Mais l'humiliation suprême est venue sous la forme d'un message, glaçant de mépris : « J'épouse Sophie, mais je suis généreux. Je te propose un poste. Sois sa gouvernante. Tu sauras au moins "prendre soin" de ma nouvelle vie, comme tu l'as toujours si bien fait. »
Il s'attendait à des supplications, des larmes, de la colère.

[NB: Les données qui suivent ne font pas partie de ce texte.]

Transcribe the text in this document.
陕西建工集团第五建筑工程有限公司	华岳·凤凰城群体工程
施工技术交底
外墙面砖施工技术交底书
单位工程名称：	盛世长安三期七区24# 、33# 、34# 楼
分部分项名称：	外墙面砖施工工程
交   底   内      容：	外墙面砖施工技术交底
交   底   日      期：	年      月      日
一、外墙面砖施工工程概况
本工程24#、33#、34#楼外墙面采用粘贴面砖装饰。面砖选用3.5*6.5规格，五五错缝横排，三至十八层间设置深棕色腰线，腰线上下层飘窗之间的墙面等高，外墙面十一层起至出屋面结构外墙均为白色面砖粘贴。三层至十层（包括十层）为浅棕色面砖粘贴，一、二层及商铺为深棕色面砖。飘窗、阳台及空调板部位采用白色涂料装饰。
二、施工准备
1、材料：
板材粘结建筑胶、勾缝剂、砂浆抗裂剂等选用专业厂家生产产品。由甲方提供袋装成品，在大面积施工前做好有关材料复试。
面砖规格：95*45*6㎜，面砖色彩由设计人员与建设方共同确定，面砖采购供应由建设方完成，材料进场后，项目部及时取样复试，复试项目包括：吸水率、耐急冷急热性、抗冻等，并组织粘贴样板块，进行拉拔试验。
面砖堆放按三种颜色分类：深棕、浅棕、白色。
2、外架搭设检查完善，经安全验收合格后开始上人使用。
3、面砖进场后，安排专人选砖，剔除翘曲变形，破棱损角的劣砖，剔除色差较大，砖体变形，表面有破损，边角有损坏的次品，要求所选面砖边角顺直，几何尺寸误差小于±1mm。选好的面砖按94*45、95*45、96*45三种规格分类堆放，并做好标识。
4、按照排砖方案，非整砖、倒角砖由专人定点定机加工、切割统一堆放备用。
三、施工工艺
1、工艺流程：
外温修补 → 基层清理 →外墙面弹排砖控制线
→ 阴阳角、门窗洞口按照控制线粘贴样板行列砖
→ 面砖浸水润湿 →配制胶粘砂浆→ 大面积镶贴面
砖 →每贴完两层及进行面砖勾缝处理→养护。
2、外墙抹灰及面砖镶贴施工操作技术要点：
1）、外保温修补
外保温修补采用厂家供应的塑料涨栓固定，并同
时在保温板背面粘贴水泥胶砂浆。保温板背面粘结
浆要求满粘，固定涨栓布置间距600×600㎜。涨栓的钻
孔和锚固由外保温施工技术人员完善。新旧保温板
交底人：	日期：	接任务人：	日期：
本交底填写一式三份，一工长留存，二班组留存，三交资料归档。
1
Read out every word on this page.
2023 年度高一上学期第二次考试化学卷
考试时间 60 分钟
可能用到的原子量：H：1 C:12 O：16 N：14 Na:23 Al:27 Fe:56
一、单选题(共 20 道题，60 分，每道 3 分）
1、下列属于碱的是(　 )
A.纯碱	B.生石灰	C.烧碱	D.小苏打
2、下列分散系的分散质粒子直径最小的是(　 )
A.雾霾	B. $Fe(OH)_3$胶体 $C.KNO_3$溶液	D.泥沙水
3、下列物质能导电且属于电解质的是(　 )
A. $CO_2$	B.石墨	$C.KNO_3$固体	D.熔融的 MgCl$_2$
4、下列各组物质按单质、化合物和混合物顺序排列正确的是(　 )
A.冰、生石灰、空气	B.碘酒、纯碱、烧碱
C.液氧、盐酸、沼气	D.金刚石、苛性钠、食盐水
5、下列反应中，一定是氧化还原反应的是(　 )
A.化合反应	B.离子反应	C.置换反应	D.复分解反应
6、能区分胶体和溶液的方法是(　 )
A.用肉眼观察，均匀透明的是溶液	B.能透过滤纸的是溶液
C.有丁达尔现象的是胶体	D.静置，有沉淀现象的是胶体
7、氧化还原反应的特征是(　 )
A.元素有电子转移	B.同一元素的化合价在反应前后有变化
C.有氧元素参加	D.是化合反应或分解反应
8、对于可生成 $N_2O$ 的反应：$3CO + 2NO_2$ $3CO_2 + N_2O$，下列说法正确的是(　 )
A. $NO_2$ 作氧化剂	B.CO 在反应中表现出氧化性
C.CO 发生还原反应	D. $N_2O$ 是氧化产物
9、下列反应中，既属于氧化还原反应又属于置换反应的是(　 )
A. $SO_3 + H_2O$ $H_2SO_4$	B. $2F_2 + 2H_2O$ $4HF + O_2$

Il a eu un silence assourdissant, une ligne bloquée, et la découverte stupéfaite que je n'avais jamais touché un centime du compte généreux qu'il m'avait ouvert.
Pour la première fois, le contrôle lui échappait.
Malgré sa fureur, l'accord de divorce que j'avais glissé sur la table, clair et net, était ma déclaration d'indépendance.
L'appartement vidé de mes affaires, l'odeur de mon parfum envolée, tout lui criait que j'étais partie.
Mais ce n'était que le début.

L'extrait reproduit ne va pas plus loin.